L’analyse juridique de l’AMF a porté à la fois sur l’émission et l’échange de security tokens ainsi que sur leur inscription dans des fonds d’investissement. S’agissant de l’émission, la réglementation « Prospectus » paraît compatible avec les STO. Dans le domaine de la gestion d’actifs, les réglementations européennes et nationales n’empêchent pas le développement des security tokens. Les sociétés de gestion qui voudraient développer cette activité devraient demander un agrément à l’AMF ou mettre à jour leur programme d’activité.
En revanche, l’échange de security tokens fait face à des obstacles juridiques majeurs, du fait de la nature décentralisée de la technologie blockchain.

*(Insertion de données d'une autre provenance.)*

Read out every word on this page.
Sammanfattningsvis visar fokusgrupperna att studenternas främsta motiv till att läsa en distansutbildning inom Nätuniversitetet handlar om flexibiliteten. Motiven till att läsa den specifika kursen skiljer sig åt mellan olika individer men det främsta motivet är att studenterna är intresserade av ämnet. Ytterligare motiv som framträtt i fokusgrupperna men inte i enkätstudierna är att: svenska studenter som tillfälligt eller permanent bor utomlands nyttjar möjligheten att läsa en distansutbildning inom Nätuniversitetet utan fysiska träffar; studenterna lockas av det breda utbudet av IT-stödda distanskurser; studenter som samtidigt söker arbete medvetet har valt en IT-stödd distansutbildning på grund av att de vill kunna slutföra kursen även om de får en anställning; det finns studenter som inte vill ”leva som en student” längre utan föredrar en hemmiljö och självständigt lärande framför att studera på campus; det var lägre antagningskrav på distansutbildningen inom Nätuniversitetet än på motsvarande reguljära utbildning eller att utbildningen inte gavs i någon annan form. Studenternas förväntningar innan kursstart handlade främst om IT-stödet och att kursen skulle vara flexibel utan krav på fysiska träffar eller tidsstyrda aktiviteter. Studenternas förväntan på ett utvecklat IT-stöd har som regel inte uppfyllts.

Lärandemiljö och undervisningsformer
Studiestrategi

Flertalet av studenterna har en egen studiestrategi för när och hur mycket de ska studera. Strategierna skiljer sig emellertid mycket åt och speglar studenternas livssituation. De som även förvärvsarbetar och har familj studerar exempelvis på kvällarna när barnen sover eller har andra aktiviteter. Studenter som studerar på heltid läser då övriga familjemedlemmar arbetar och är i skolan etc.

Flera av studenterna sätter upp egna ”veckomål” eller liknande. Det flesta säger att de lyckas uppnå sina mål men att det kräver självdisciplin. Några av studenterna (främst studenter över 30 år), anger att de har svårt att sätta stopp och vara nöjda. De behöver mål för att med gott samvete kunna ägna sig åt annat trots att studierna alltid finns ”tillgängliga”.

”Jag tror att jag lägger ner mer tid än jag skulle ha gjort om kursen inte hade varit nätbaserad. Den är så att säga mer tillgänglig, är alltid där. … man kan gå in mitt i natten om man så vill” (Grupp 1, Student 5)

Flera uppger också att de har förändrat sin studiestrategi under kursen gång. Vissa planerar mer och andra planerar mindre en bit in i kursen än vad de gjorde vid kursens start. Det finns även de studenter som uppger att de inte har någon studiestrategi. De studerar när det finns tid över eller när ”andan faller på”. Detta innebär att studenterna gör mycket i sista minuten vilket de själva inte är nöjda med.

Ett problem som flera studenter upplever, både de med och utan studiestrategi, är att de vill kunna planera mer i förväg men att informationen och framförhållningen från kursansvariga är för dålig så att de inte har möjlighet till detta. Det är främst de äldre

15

La négociation de security tokens pourrait se voir appliquer la réglementation financière actuelle sans trop de difficultés. Des plateformes pourraient fournir certains services d’investissement en security tokens (réception, transmission d’ordres pour compte de tiers, exécution d’ordres pour compte de tiers) en demandant un agrément de prestataire de services d’investissement (PSI) ou de conseiller en investissements financiers (CIF), sous réserve d’avoir un gestionnaire identifié, ce qui exclut les plateformes décentralisées.
Pour proposer un réel marché secondaire des security tokens et exploiter une plateforme de négociation au sens de la Directive « MIF 2 » (Directive 2014/65 du 15 mai 2014 N° Lexbase : L5484I3I), un agrément en tant que système multilatéral de négociation (SMN) ou de système organisé de négociation (OTF) serait nécessaire, ce qui écarte également les plateformes décentralisées.

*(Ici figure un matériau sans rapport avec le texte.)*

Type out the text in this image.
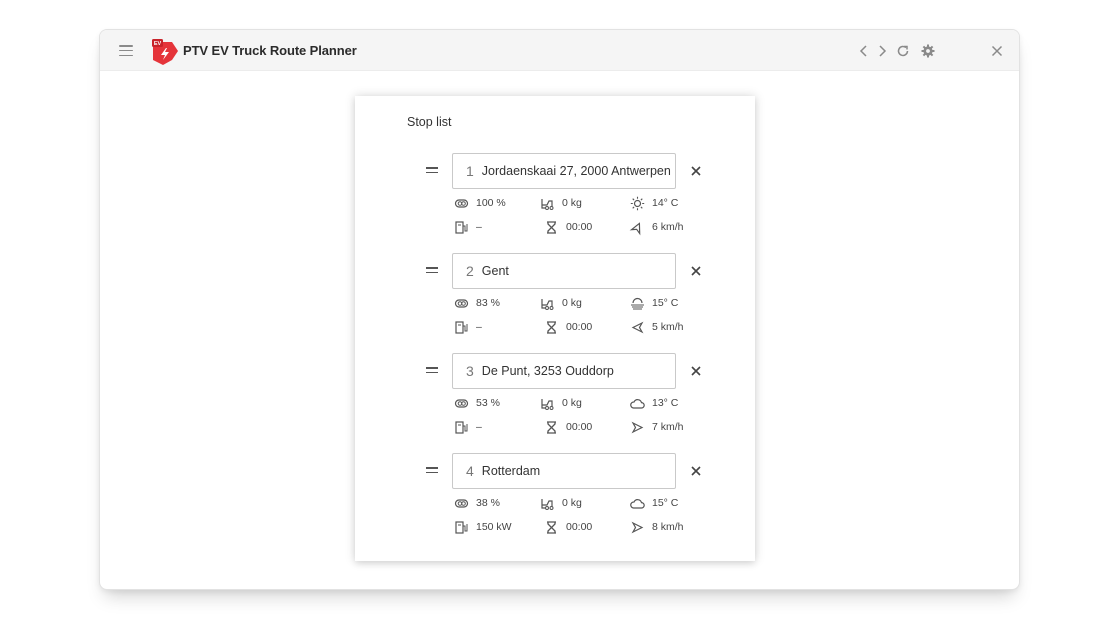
EV PTV EV Truck Route Planner
Stop list
1 Jordaenskaai 27, 2000 Antwerpen
100 %	0 kg	14° C
–	00:00	6 km/h
2 Gent
83 %	0 kg	15° C
–	00:00	5 km/h
3 De Punt, 3253 Ouddorp
53 %	0 kg	13° C
–	00:00	7 km/h
4 Rotterdam
38 %	0 kg	15° C
150 kW	00:00	8 km/h
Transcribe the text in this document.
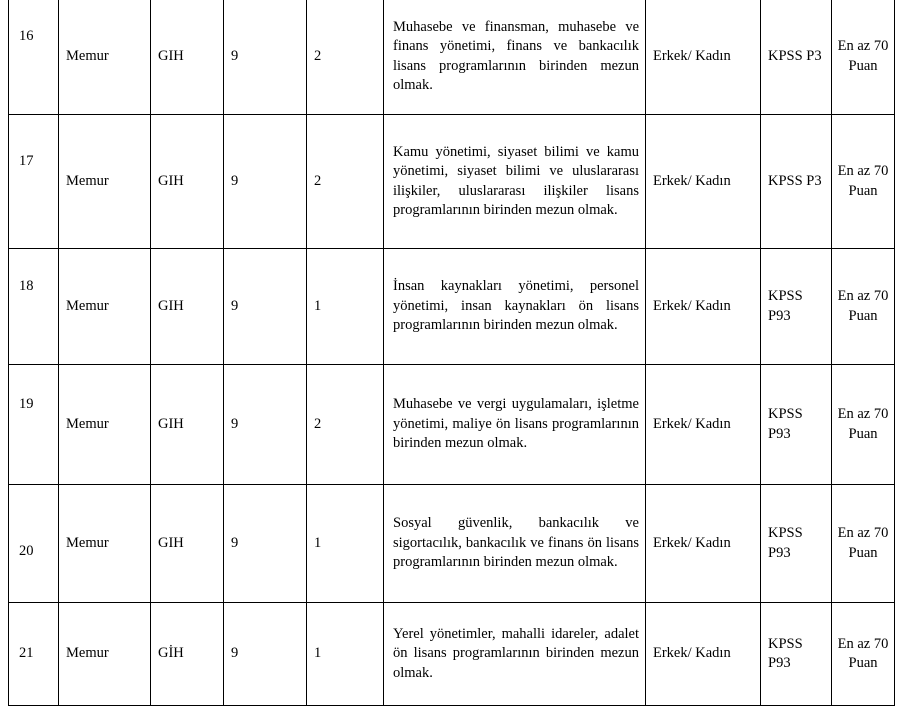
16	Memur	GIH	9	2	Muhasebe ve finansman, muhasebe ve finans yönetimi, finans ve bankacılık lisans programlarının birinden mezun olmak.	Erkek/ Kadın	KPSS P3	En az 70 Puan
17	Memur	GIH	9	2	Kamu yönetimi, siyaset bilimi ve kamu yönetimi, siyaset bilimi ve uluslararası ilişkiler, uluslararası ilişkiler lisans programlarının birinden mezun olmak.	Erkek/ Kadın	KPSS P3	En az 70 Puan
18	Memur	GIH	9	1	İnsan kaynakları yönetimi, personel yönetimi, insan kaynakları ön lisans programlarının birinden mezun olmak.	Erkek/ Kadın	KPSS P93	En az 70 Puan
19	Memur	GIH	9	2	Muhasebe ve vergi uygulamaları, işletme yönetimi, maliye ön lisans programlarının birinden mezun olmak.	Erkek/ Kadın	KPSS P93	En az 70 Puan
20	Memur	GIH	9	1	Sosyal güvenlik, bankacılık ve sigortacılık, bankacılık ve finans ön lisans programlarının birinden mezun olmak.	Erkek/ Kadın	KPSS P93	En az 70 Puan
21	Memur	GİH	9	1	Yerel yönetimler, mahalli idareler, adalet ön lisans programlarının birinden mezun olmak.	Erkek/ Kadın	KPSS P93	En az 70 Puan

En revanche, l’AMF publie également le 6 mars 2020 une position précisant dans quelle mesure certaines interfaces de security tokens permettant l’affichage d’intérêts acheteurs et vendeurs, sans confrontation des ordres, ne nécessiteraient pas d’agrément en tant que plateforme de négociation au sens de « MIF 2 » (AMF, position n° 2020-02, 6 mars 2020).
Quant à la livraison des titres contre paiement (le règlement-livraison), si elle est d’ores et déjà possible pour les titres financiers non cotés grâce à l’ordonnance « blockchain » du 8 décembre 2017, elle pose d’importantes difficultés pour les autres security tokens. La réglementation actuelle ne permet pas d’assurer le règlement-livraison entièrement sur la blockchain. Dès lors, une plateforme cotant des security tokens devrait soit passer par un intermédiaire agréé comme dépositaire central soit être elle-même agréée comme tel.
Un aménagement du Règlement « CSDR » (Règlement n° 909/2014 du 23 juillet 2014 N° Lexbase : L1236I4K) apparaît ainsi nécessaire pour permettre le règlement-livraison en crypto-monnaie.
Parmi les pistes avancées, l’AMF propose que soit créé au niveau européen un dispositif d’exemption, que l’on pourrait qualifier de « laboratoire numérique » (digital lab), qui permettrait aux autorités nationales compétentes de lever, en contrepartie de garanties appropriées, certaines exigences imposées par la réglementation européenne et identifiées comme incompatibles avec l’environnement blockchain. Cette exemption serait accordée sous réserve que l’entité en bénéficiant respecte les principes clés de la réglementation et qu’elle fasse l’objet d’une surveillance accrue.
Un tel dispositif permettrait l’émergence de projets d’infrastructures de marché de security tokens qui pourraient se développer dans un environnement juridique sécurisé. Il serait encadré par un mécanisme de suivi précis au niveau européen (ESMA).
Cette expérimentation dans le cadre d’un « laboratoire numérique » permettrait d’envisager, au terme d’une clause de revue de trois ans, les aménagements nécessaires de la réglementation financière européenne, en s’appuyant sur l’expertise acquise par les autorités nationales et l’ESMA (cf. AMF, communiqué de presse du 6 mars 2020).